Redondance : que se passe-t-il en cas de rupture
En cas de perturbation, la redondance dans la région est assurée par d'autres câbles qui atterrissent à Kuwait City et sur la plateforme Soroosh. Kuwait City accueille plusieurs câbles, notamment 2Africa, FOG, FIG et GBICS/MENA, tandis que la plateforme Soroosh est connectée à GBICS/MENA. Ces routes alternatives garantissent que le trafic de données régional peut être redirigé, minimisant l'impact des pannes sur la connectivité entre le Koweït et l'Iran.

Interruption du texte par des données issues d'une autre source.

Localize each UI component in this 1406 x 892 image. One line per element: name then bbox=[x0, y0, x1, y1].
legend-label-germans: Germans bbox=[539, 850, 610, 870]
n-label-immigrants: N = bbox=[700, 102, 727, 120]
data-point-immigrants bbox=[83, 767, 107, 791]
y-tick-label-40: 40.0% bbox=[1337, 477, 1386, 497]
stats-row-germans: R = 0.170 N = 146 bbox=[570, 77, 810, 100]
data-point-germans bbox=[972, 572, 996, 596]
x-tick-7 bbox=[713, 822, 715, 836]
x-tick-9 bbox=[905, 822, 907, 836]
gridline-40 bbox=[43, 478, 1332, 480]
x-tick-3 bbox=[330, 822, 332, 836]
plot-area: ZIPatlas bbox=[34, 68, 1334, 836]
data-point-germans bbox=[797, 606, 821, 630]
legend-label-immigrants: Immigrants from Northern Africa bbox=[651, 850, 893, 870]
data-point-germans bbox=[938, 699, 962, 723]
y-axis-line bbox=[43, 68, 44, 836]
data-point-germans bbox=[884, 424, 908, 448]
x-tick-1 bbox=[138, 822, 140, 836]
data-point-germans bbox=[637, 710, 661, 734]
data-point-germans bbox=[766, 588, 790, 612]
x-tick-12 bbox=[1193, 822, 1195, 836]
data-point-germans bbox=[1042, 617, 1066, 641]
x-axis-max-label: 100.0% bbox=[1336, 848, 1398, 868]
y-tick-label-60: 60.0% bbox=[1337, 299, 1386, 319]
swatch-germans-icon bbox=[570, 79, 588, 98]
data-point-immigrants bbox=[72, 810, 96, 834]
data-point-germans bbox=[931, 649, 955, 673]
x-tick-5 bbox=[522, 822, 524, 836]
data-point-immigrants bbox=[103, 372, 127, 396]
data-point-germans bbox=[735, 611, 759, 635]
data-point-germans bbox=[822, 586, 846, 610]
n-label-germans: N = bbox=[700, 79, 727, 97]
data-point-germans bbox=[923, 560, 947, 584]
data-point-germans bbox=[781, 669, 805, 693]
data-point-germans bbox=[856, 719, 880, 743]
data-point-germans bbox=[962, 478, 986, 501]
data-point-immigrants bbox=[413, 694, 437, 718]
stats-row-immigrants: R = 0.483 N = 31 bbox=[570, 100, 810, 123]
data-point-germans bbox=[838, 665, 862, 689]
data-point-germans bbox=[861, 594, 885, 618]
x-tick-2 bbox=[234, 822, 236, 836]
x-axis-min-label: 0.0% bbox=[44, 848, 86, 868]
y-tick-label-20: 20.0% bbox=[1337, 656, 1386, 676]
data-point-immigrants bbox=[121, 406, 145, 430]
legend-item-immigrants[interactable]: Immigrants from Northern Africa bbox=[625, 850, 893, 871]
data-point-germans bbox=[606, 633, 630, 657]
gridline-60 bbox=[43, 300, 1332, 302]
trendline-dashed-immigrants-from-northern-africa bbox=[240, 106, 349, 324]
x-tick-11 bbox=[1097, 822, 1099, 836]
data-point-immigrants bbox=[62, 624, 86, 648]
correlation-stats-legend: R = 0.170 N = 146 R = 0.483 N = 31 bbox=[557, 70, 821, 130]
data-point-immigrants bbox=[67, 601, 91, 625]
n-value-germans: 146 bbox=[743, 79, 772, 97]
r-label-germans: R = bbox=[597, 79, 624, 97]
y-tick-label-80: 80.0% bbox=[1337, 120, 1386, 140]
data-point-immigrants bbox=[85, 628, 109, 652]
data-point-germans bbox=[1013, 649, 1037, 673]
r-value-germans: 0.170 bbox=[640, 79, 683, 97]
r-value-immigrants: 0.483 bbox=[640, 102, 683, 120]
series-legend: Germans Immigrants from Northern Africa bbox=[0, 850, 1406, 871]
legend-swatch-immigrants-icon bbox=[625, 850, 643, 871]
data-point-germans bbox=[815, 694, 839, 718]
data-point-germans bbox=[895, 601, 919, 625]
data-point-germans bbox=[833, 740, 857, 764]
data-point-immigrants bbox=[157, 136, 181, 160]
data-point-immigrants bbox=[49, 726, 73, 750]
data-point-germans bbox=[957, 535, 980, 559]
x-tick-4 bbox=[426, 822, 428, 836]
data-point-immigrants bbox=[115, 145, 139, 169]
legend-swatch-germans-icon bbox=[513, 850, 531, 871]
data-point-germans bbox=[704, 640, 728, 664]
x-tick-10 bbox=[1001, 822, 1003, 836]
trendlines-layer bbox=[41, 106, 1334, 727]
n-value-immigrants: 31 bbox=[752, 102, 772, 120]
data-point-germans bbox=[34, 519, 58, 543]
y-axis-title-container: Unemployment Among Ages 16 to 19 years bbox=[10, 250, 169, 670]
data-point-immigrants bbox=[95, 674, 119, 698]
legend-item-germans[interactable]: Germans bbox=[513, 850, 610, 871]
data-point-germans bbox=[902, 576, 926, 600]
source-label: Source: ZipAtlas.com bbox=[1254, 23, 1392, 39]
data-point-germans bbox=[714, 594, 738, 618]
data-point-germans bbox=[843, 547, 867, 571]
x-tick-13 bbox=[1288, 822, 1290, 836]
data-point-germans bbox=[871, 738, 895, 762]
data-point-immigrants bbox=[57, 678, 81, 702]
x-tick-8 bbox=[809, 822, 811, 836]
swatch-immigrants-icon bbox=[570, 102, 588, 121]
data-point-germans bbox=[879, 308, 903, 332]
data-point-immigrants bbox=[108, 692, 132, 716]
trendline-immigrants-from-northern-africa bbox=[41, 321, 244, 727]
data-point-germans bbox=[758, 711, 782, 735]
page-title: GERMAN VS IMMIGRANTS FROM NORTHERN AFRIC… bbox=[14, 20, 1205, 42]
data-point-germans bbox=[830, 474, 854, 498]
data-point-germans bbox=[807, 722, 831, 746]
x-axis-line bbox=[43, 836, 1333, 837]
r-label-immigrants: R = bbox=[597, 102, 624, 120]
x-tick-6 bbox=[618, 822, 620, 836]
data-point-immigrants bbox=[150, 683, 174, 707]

La réparation des câbles sous-marins implique généralement des navires spécialisés équipés de véhicules télécommandés (ROV) pour localiser et réparer les défaillances. Le processus de réparation peut prendre de quelques jours à plusieurs semaines, en fonction de la gravité des dommages et des conditions environnementales.
Conclusion
Le câble Kuwait-Iran s'étend sur 380 km, reliant Kuwait City à Ganaveh, Khark Island et à la plateforme Soroosh en Iran.
Opérationnel depuis 2005, selon les archives de GeoCables ; aucune date contradictoire relevée.
Codétenu par le ministère des Communications du Koweït et la Telecommunication Infrastructure Company d’Iran.
La capacité de conception, les paires de fibres, le fournisseur et la technologie ne sont pas divulgués publiquement.
Les mesures de latence révèlent des écarts dus aux inefficacités de routage et aux artefacts de mesure.
La redondance est assurée par plusieurs autres câbles dans la région.